Wednesday, January 13, 2016


The easiest things I have ever made. They are ridiculously light and thin and smell of delicious hazelnuts and went perfectly with the affogato we gave as a dessert at our dinner party. You only want something small after a hefty meal and this was perfect to go with our ice-cream and espresso.
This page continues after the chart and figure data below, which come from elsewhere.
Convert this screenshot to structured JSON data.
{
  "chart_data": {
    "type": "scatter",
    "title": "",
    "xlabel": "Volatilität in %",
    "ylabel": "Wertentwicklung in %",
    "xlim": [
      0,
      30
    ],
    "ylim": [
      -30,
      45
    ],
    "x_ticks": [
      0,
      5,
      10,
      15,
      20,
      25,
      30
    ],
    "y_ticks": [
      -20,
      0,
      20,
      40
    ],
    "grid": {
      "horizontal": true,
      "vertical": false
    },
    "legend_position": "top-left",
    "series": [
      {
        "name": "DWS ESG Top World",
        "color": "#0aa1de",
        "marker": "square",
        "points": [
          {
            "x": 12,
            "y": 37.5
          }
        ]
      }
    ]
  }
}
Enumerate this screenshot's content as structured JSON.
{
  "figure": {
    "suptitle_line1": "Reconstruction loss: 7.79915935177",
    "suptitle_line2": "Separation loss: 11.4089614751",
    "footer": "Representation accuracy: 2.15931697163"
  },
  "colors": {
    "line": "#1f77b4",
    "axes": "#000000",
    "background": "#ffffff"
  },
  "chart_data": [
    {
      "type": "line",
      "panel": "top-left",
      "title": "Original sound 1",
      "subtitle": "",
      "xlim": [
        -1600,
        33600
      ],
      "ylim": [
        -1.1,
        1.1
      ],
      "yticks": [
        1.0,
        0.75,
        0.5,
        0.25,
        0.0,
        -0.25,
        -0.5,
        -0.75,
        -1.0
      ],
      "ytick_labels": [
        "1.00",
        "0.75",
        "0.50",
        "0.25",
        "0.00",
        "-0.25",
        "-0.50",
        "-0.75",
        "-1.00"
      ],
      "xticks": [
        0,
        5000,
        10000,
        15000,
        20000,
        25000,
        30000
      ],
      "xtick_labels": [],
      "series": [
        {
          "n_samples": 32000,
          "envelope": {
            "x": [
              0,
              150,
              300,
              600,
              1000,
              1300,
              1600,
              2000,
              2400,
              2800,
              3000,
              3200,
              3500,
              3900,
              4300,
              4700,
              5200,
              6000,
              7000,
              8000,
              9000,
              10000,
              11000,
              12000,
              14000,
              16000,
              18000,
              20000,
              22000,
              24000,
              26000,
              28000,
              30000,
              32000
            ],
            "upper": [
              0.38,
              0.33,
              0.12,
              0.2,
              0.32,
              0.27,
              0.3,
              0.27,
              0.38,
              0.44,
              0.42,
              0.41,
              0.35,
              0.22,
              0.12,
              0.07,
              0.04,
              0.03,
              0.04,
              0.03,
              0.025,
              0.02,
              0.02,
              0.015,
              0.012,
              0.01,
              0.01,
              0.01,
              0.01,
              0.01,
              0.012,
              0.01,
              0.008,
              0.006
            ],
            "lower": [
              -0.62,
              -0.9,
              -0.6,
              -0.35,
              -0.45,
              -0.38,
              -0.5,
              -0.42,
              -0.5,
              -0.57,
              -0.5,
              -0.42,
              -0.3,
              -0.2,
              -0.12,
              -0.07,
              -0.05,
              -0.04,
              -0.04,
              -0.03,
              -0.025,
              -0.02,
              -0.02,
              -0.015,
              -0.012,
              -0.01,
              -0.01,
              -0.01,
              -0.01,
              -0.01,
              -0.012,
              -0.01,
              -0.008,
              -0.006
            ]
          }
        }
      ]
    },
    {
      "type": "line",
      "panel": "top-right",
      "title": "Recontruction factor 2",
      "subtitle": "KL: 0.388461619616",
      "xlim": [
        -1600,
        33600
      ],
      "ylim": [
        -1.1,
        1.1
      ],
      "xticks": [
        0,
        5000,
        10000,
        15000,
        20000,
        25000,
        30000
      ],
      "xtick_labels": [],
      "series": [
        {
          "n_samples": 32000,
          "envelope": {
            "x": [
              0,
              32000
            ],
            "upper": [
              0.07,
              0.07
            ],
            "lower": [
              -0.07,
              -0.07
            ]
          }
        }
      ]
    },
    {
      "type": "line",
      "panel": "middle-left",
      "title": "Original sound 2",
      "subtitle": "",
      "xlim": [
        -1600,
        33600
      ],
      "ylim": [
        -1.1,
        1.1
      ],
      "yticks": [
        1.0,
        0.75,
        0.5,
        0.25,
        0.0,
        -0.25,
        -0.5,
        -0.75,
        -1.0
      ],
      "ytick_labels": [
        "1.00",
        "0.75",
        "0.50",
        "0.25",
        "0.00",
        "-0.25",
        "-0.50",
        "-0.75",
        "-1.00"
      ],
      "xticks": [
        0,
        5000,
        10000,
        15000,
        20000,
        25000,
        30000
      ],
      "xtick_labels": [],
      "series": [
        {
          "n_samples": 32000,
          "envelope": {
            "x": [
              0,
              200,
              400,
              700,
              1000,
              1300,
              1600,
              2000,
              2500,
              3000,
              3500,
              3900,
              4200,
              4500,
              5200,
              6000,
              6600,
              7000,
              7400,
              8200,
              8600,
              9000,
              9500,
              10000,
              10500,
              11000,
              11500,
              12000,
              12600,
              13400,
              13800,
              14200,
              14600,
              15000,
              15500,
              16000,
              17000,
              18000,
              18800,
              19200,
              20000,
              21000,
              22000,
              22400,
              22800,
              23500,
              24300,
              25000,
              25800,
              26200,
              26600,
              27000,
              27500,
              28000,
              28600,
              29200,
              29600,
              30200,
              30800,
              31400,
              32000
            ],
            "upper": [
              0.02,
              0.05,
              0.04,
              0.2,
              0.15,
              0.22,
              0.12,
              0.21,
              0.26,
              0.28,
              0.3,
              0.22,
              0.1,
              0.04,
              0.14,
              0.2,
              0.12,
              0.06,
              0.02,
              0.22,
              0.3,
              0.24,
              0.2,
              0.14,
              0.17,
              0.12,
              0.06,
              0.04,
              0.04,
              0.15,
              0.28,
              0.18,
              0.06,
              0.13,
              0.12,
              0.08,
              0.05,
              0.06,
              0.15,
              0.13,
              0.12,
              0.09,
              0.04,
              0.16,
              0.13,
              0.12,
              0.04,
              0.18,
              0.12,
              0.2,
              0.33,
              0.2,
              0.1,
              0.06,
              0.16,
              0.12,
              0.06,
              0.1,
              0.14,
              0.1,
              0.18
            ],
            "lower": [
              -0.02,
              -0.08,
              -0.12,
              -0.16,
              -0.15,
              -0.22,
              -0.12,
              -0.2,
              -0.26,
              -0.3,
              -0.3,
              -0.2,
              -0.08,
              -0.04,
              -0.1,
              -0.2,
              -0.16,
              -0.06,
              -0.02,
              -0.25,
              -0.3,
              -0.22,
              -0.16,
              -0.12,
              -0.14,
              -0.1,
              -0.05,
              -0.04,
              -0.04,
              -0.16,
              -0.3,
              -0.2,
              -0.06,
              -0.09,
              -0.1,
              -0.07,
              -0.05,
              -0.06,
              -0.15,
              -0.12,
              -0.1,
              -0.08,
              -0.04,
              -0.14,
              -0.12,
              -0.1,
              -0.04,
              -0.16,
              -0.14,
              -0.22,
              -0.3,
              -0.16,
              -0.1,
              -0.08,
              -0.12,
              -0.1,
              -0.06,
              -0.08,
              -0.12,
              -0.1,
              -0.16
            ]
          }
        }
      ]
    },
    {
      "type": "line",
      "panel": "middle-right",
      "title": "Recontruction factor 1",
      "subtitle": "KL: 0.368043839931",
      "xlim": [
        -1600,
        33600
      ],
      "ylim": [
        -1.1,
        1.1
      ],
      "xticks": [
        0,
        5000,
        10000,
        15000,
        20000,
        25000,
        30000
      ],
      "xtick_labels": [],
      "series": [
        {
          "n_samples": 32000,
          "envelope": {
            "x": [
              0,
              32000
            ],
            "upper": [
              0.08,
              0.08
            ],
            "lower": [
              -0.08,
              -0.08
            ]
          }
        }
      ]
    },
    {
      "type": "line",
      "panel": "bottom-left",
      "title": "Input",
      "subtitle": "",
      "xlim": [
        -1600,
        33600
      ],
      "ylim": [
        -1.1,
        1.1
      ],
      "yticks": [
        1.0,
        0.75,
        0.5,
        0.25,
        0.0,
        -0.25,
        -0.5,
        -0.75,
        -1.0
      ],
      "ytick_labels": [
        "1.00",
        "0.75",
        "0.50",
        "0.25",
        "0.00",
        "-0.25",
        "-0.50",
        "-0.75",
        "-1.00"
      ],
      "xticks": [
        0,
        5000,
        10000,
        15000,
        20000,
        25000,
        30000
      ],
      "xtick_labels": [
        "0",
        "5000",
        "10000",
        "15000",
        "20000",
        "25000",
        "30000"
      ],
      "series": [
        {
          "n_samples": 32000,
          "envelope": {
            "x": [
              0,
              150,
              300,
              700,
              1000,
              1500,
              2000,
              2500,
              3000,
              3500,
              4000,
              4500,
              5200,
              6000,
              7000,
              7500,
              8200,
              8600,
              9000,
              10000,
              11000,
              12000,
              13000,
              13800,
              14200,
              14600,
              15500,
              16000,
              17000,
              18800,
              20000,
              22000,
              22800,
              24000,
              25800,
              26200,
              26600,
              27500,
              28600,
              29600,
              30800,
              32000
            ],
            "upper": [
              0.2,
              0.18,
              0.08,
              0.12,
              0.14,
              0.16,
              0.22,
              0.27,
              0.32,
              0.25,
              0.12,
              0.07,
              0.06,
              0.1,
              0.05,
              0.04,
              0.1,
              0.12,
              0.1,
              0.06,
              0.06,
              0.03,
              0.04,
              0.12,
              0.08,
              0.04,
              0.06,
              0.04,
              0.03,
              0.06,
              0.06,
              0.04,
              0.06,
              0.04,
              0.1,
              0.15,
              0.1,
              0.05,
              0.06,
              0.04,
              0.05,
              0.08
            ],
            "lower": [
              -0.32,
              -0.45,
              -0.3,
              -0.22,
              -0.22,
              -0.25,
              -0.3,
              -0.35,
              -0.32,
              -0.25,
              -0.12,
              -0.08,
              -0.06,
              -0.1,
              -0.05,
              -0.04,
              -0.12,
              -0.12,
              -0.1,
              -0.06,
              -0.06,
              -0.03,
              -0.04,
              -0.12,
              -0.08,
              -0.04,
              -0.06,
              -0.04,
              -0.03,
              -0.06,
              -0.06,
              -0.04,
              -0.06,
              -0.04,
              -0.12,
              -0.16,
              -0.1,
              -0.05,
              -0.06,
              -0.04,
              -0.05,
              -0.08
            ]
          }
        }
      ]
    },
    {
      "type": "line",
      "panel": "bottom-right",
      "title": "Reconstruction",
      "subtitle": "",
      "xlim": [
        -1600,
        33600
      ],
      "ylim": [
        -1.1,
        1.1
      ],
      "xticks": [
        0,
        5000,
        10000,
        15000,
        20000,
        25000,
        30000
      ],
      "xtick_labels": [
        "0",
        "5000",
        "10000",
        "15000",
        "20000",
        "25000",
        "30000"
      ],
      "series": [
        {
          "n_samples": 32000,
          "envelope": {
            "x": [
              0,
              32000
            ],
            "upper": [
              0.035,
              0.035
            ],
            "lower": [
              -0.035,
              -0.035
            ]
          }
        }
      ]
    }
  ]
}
So I followed this recipe from the BBC - seriously they rarely leave you down with a recipe. I did however add a small bit more vanilla than states as I always need to add more vanilla than stated in any recipe! 



Ingredients
85g Whole Hazelnuts
50g Plain Flour
200g Caster Sugar
2 Egg Whites
1 tsp Vanilla Extract

Method
1. Heat your fan oven to 180 degrees and line two trays with parchment paper.
2. Add your hazelnuts, whole, to a frying pan and toast them. This brings such a lovely smell to the kitchen and this smell and taste shines so brightly in the finished product.
3. Once the nuts are toasted, grind them in a food processor - or do what I did and leave them cool a bit and whack them in a plastic bag with a rolling pin!
4. In a bowl mix together the ground nuts, flour and sugar.
5. Whisk the egg whites until at soft peaks.
6. Fold the egg whites and vanilla extract into the dry ingredients slowly. 
7. Scoop a heaped tsp of mixture onto the baking sheets - making sure to space them about 3 inches apart from each other as the biscuits will spread out in the oven. I use one tsp to scoop the mixture and another tsp help scrape it off the spoon.
8. Bake for 8-10 minutes until you see the edges starting to colour.
9. Turn off the oven and allow the biscuits to cool for 10 minutes. Then remove and cool completely on a wire rack.

These last up to 3 weeks but ours were devoured in one sitting, so you may not need to worry about keeping them last. In saying that - they are great to make a few days ahead of when you would need them.